The AI Con
2025 non-fiction book
From Wikipedia, the free encyclopedia
The AI Con: How to Fight Big Tech's Hype and Create the Future We Want is a 2025 non-fiction book by linguist Emily M. Bender and sociologist Alex Hanna. It argues that much of what is labeled "artificial intelligence" is a misleading term that obscures ordinary automation while concentrating power in a small number of technology firms. The book was published in May 2025 by Harper in the United States and Bodley Head in the United Kingdom. It was developed alongside the authors' long-running podcast Mystery AI Hype Theater 3000, which critiques exaggerated claims about AI.
Alex Hanna
The Bodley Head
| Author | Emily M. Bender Alex Hanna |
|---|---|
| Language | English |
| Subject | Artificial intelligence, technology criticism |
| Publisher | Harper The Bodley Head |
Publication date | 13 May 2025 (US) 22 May 2025 (UK) |
| Publication place | United States |
| Media type | Print (hardcover) |
| Pages | 288 |
| ISBN | 978-0-06-341856-1 |
Synopsis
The authors present AI as a marketing umbrella that encourages audiences to infer understanding and agency where none exist. They argue readers should treat such language skeptically and to separate specific automated tasks from broad claims of intelligence.
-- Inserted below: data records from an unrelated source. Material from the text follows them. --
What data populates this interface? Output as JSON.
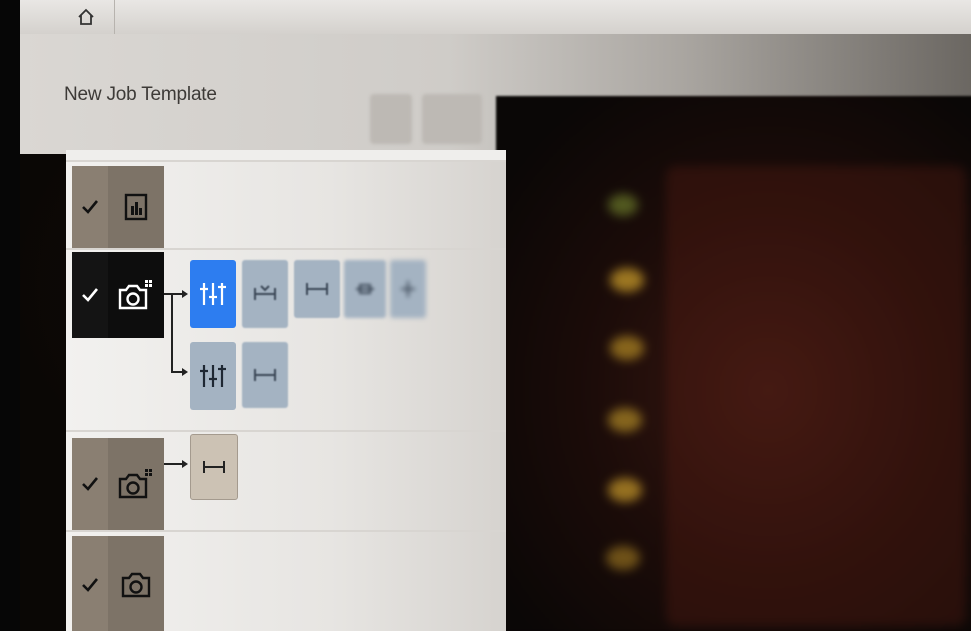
{
  "header": {
    "home_icon": "home-icon",
    "title": "New Job Template"
  },
  "rows": [
    {
      "checked": true,
      "icon": "report-icon",
      "style": "brown",
      "tools": []
    },
    {
      "checked": true,
      "icon": "camera-multi-icon",
      "style": "black",
      "tools": [
        {
          "icon": "adjust-sliders-icon",
          "selected": true
        },
        {
          "icon": "measure-mark-icon",
          "selected": false
        },
        {
          "icon": "measure-icon",
          "selected": false
        },
        {
          "icon": "measure-box-icon",
          "selected": false
        },
        {
          "icon": "tool-icon",
          "selected": false
        },
        {
          "icon": "adjust-sliders-icon",
          "selected": false
        },
        {
          "icon": "measure-icon",
          "selected": false
        }
      ]
    },
    {
      "checked": true,
      "icon": "camera-multi-icon",
      "style": "brown",
      "tools": [
        {
          "icon": "measure-icon",
          "selected": false
        }
      ]
    },
    {
      "checked": true,
      "icon": "camera-icon",
      "style": "brown",
      "tools": []
    }
  ],
  "colors": {
    "accent_blue": "#2d7df0",
    "tile_grey": "#a4b3c2",
    "row_brown": "#7d7367",
    "row_black": "#0d0d0d"
  }
}
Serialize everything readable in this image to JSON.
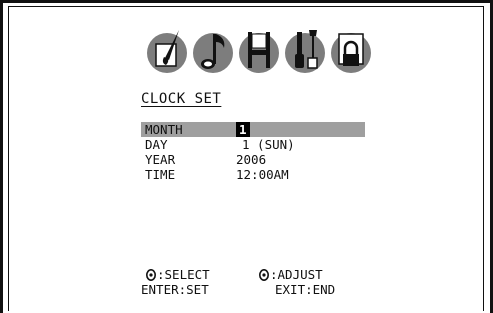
{
  "menu_icons": [
    {
      "name": "picture-brush-icon"
    },
    {
      "name": "music-note-icon"
    },
    {
      "name": "bench-icon"
    },
    {
      "name": "tools-icon"
    },
    {
      "name": "lock-icon"
    }
  ],
  "title": "CLOCK SET",
  "settings": [
    {
      "label": "MONTH",
      "value": "1",
      "selected": true
    },
    {
      "label": "DAY",
      "value": "1 (SUN)"
    },
    {
      "label": "YEAR",
      "value": "2006"
    },
    {
      "label": "TIME",
      "value": "12:00AM"
    }
  ],
  "footer": {
    "select_hint": ":SELECT",
    "adjust_hint": ":ADJUST",
    "enter_hint": "ENTER:SET",
    "exit_hint": "EXIT:END"
  }
}
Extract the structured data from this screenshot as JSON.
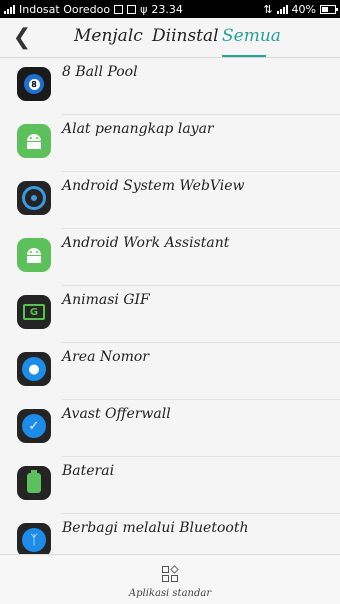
{
  "status_bar": {
    "carrier": "Indosat Ooredoo",
    "time": "23.34",
    "battery": "40%"
  },
  "header": {
    "back_icon": "back-arrow-icon",
    "tabs": [
      {
        "label": "Menjalc",
        "active": false
      },
      {
        "label": "Diinstal",
        "active": false
      },
      {
        "label": "Semua",
        "active": true
      }
    ],
    "accent_color": "#2aa197"
  },
  "apps": [
    {
      "name": "8 Ball Pool",
      "icon": "8-ball-pool-icon"
    },
    {
      "name": "Alat penangkap layar",
      "icon": "android-icon"
    },
    {
      "name": "Android System WebView",
      "icon": "webview-icon"
    },
    {
      "name": "Android Work Assistant",
      "icon": "android-icon"
    },
    {
      "name": "Animasi GIF",
      "icon": "gif-icon"
    },
    {
      "name": "Area Nomor",
      "icon": "location-icon"
    },
    {
      "name": "Avast Offerwall",
      "icon": "shield-icon"
    },
    {
      "name": "Baterai",
      "icon": "battery-icon"
    },
    {
      "name": "Berbagi melalui Bluetooth",
      "icon": "bluetooth-icon"
    }
  ],
  "bottom_bar": {
    "label": "Aplikasi standar",
    "icon": "default-apps-icon"
  }
}
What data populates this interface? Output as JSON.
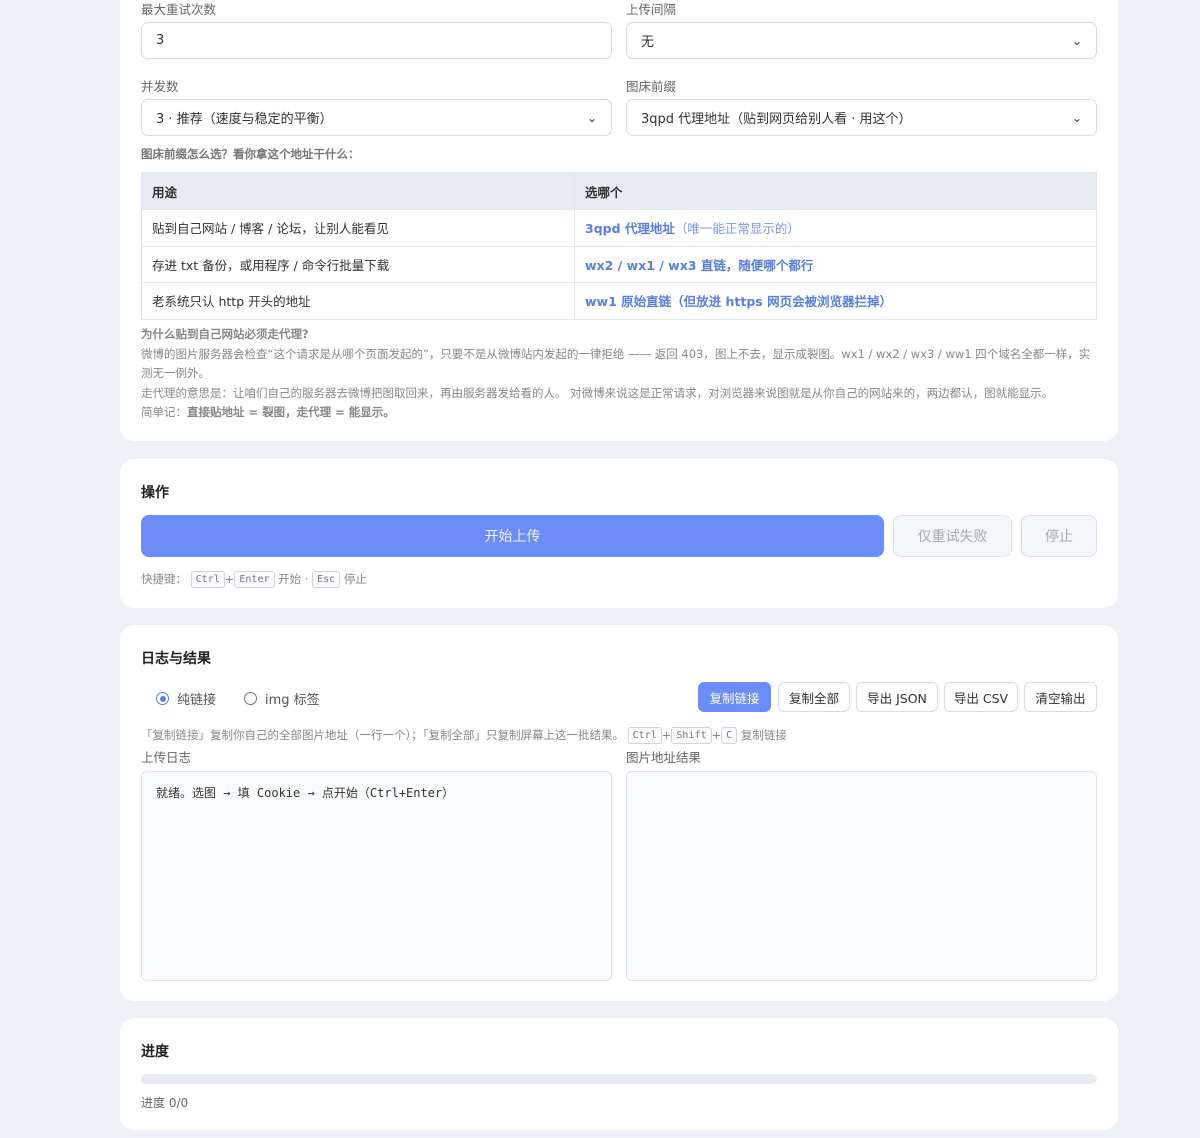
{
  "settings": {
    "max_retry_label": "最大重试次数",
    "max_retry_value": "3",
    "interval_label": "上传间隔",
    "interval_value": "无",
    "concurrency_label": "并发数",
    "concurrency_value": "3 · 推荐（速度与稳定的平衡）",
    "prefix_label": "图床前缀",
    "prefix_value": "3qpd 代理地址（贴到网页给别人看 · 用这个）",
    "prefix_help": "图床前缀怎么选？看你拿这个地址干什么：",
    "table": {
      "headers": [
        "用途",
        "选哪个"
      ],
      "rows": [
        {
          "use": "贴到自己网站 / 博客 / 论坛，让别人能看见",
          "pick_strong": "3qpd 代理地址",
          "pick_rest": "（唯一能正常显示的）"
        },
        {
          "use": "存进 txt 备份，或用程序 / 命令行批量下载",
          "pick_strong": "",
          "pick_rest": "wx2 / wx1 / wx3 直链，随便哪个都行"
        },
        {
          "use": "老系统只认 http 开头的地址",
          "pick_strong": "",
          "pick_rest": "ww1 原始直链（但放进 https 网页会被浏览器拦掉）"
        }
      ]
    },
    "notes": {
      "heading": "为什么贴到自己网站必须走代理?",
      "p1": "微博的图片服务器会检查“这个请求是从哪个页面发起的”，只要不是从微博站内发起的一律拒绝 —— 返回 403，图上不去，显示成裂图。wx1 / wx2 / wx3 / ww1 四个域名全都一样，实测无一例外。",
      "p2": "走代理的意思是：让咱们自己的服务器去微博把图取回来，再由服务器发给看的人。 对微博来说这是正常请求，对浏览器来说图就是从你自己的网站来的，两边都认，图就能显示。",
      "p3_prefix": "简单记：",
      "p3_bold": "直接贴地址 = 裂图，走代理 = 能显示。"
    }
  },
  "actions": {
    "title": "操作",
    "start_label": "开始上传",
    "retry_label": "仅重试失败",
    "stop_label": "停止",
    "shortcut_prefix": "快捷键：",
    "key_ctrl": "Ctrl",
    "key_enter": "Enter",
    "start_word": "开始 ·",
    "key_esc": "Esc",
    "stop_word": "停止",
    "plus": "+"
  },
  "log": {
    "title": "日志与结果",
    "radio_plain": "纯链接",
    "radio_img": "img 标签",
    "btn_copy_links": "复制链接",
    "btn_copy_all": "复制全部",
    "btn_export_json": "导出 JSON",
    "btn_export_csv": "导出 CSV",
    "btn_clear": "清空输出",
    "help_text": "「复制链接」复制你自己的全部图片地址（一行一个）；「复制全部」只复制屏幕上这一批结果。",
    "key_ctrl": "Ctrl",
    "key_shift": "Shift",
    "key_c": "C",
    "help_suffix": "复制链接",
    "plus": "+",
    "upload_log_label": "上传日志",
    "upload_log_text": "就绪。选图 → 填 Cookie → 点开始（Ctrl+Enter）",
    "result_label": "图片地址结果",
    "result_text": ""
  },
  "progress": {
    "title": "进度",
    "fraction": 0,
    "text": "进度 0/0"
  }
}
The book describes a recurring hype cycle in which corporate narratives justify data and labor extraction, the replacement of human services with cheaper substitutes, and the diversion of attention from present harms to speculative futures. While acknowledging limited uses such as pattern recognition, the authors argue that contemporary systems are best understood as text and media generators shaped by training data and human labor, not as thinking or reasoning entities.
A central theme is the social and environmental cost of scaling these systems, including increased energy and water use, the appropriation of creative work for training, and the outsourcing of ghost work to low-paid data workers worldwide. These costs are linked to workplace effects, with the authors arguing that automation rarely eliminates jobs outright and more often degrades them through surveillance, work intensification, and unpaid oversight. As alternatives to passive adoption, the authors propose concrete responses: asking precise questions about what is being automated and why, demanding transparency about data and evaluation, and practicing what they call strategic refusal when deployment conflicts with evidence or values.
The book also develops a vocabulary for public debate, rejecting both boosterish and doomerish narratives as grounded in the same assumption that AI is a singular, autonomous force. The authors recommend reading strategies such as favoring trusted human sources over automated summaries and using humor to deflate inflated claims. They describe a link between language to policy and power, arguing that precise terminology can help policymakers and the public resist austerity-driven automation and demand accountability for errors and harms.
Reception
The Guardian praised the book's myth-busting approach and its analysis of how hype erodes cultural and civic life by normalizing synthetic media as a substitute for human judgment.[1] Kirkus Reviews described it as a contrarian account that catalogs concrete risks while cutting through speculative predictions.[2] An interview in Business Insider highlighted the authors' accessible frameworks, including their proposal to describe chatbots as conversation simulators and to evaluate systems in terms of values, labor, and evidence.[3] Coverage in GeekWire emphasized the book's call for resistance through collective bargaining, stronger data rights, and a norm of rejecting deployments that fail basic standards of necessity and evaluation.[4]
Some reviews were more critical. A review in LLRX argued that the book's tone could be overly polemical and that it gave limited attention to potential benefits claimed for generative systems.[5] Coverage in the Financial Times, focused on Bender's broader public scholarship, situated the book within her long-standing critique of anthropomorphic narratives about large language models and her advocacy for more democratic oversight of automated systems.[6]